El País liste l'évolution des indicateurs depuis un an: le chômage a crû de 13,2%, 850.000 emplois ont été détruits, le licenciement économique (indemnisé à raison de 20 jours par année travaillée) a bondi de 49%, les plans sociaux ont augmenté de 66%. En outre, les salaires réels ont baissé pour tous les travailleurs, dans le meilleur des cas par le gel, mais souvent aussi par le recours au temps partiel ou simplement à la baisse de salaire de 10% que la réforme permet aux patrons d'appliquer sans négociation.

Pour les économistes interrogés par le journal, la réforme ne pouvait pas avoir d'effet positif à court terme, notamment parce que nombre d'entreprises l'attendaient pour licencier moins cher. Mais, assurent-ils,  dès que la reprise économique se profilera, les entrepreneurs auront les moyens d'en profiter. Beaucoup d'analystes soulignent cependant que la réforme du travail a échoué à unifier le contrat de travail, et que le marché reste divisé entre un CDI bien protégé et des CDD extrêmement précaires.

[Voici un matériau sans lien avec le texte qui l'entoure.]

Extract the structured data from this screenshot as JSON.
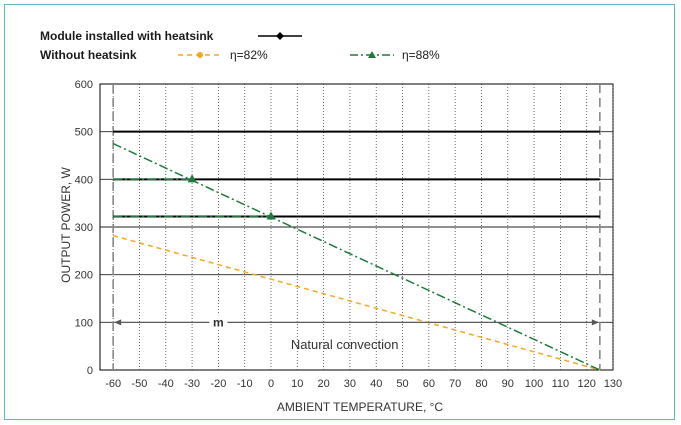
{
  "chart_data": {
    "type": "line",
    "xlabel": "AMBIENT TEMPERATURE, °C",
    "ylabel": "OUTPUT POWER, W",
    "xlim": [
      -65,
      130
    ],
    "ylim": [
      0,
      600
    ],
    "x_ticks": [
      -60,
      -50,
      -40,
      -30,
      -20,
      -10,
      0,
      10,
      20,
      30,
      40,
      50,
      60,
      70,
      80,
      90,
      100,
      110,
      120,
      130
    ],
    "y_ticks": [
      0,
      100,
      200,
      300,
      400,
      500,
      600
    ],
    "grid": true,
    "legend": {
      "row1_label": "Module installed with heatsink",
      "row2_label": "Without heatsink",
      "eta82_label": "η=82%",
      "eta88_label": "η=88%",
      "placement": "top-left"
    },
    "colors": {
      "heatsink": "#000000",
      "eta82": "#f5a623",
      "eta88": "#1e7a3c",
      "frame": "#5bb9c2"
    },
    "series": [
      {
        "name": "Module installed with heatsink",
        "group": "heatsink",
        "x": [
          -60,
          125
        ],
        "y": [
          500,
          500
        ]
      },
      {
        "name": "Module installed with heatsink",
        "group": "heatsink",
        "x": [
          -60,
          125
        ],
        "y": [
          400,
          400
        ]
      },
      {
        "name": "Module installed with heatsink",
        "group": "heatsink",
        "x": [
          -60,
          125
        ],
        "y": [
          322,
          322
        ]
      },
      {
        "name": "η=82%",
        "group": "eta82",
        "x": [
          -60,
          125
        ],
        "y": [
          282,
          0
        ]
      },
      {
        "name": "η=88%",
        "group": "eta88",
        "x": [
          -60,
          125
        ],
        "y": [
          475,
          0
        ]
      },
      {
        "name": "η=88%",
        "group": "eta88",
        "x": [
          -60,
          -30
        ],
        "y": [
          400,
          400
        ],
        "marker_end": true
      },
      {
        "name": "η=88%",
        "group": "eta88",
        "x": [
          -60,
          0
        ],
        "y": [
          322,
          322
        ],
        "marker_end": true
      }
    ],
    "boundaries": [
      -60,
      125
    ],
    "annotations": {
      "range_label": "m",
      "range_y": 100,
      "range_x": [
        -60,
        125
      ],
      "region_label": "Natural convection"
    }
  }
}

Les experts interrogés par Expansión remarquent pour leur part l'amélioration de la productivité et de la compétitivité espagnoles: les entreprises ont pu se débarrasser des travailleurs improductifs et la déflation interne favorise les exportations. Après le FMI, c'est Morgan Stanley qui décerne à l'Espagne un satisfecit en forme de comparaison: l'Espagne sera la prochaine Allemagne de l'Europe - d'ici 3 à 5 ans. En effet, la récession et la réforme du travail ont fait baisser les coûts unitaires de production. Et alors que l'Allemagne connaîtra une hausse des salaires, le maintien du chômage à un taux élevé dans les prochaines années permettra de bloquer les aspirations à des augmentations salariales chez le voisin ibère.

Preuve que le pays redevient compétitif, pour les économistes de Morgan Stanley: l'industrie automobile est en train d'y revenir. Ford, qui a fermé deux usines au Royaume-Uni et une en Belgique, augmente sa production à Valence. Renault, qui abandonne son site historique d'Aulnay, embauchera à Palencia et Valladolid. Nissan recrutera et investira à Barcelone, après avoir passé avec les syndicats un accord de modération salariale. 

Bref, l'Espagne revient à son avantage traditionnel: la main d'oeuvre bon marché, et tous les analystes financiers s'en félicitent. Parallèlement, le Congrès a approuvé hier jeudi la reconduction automatique du Plan Prepara - un programme d'aide de 400€ mensuels aux chômeurs en fin de droits - tant que le taux de chômage restera au-dessus de la barre des 20%. Il y a en Espagne deux millions de foyers dont tous les membres sont sans emploi et sans ressources.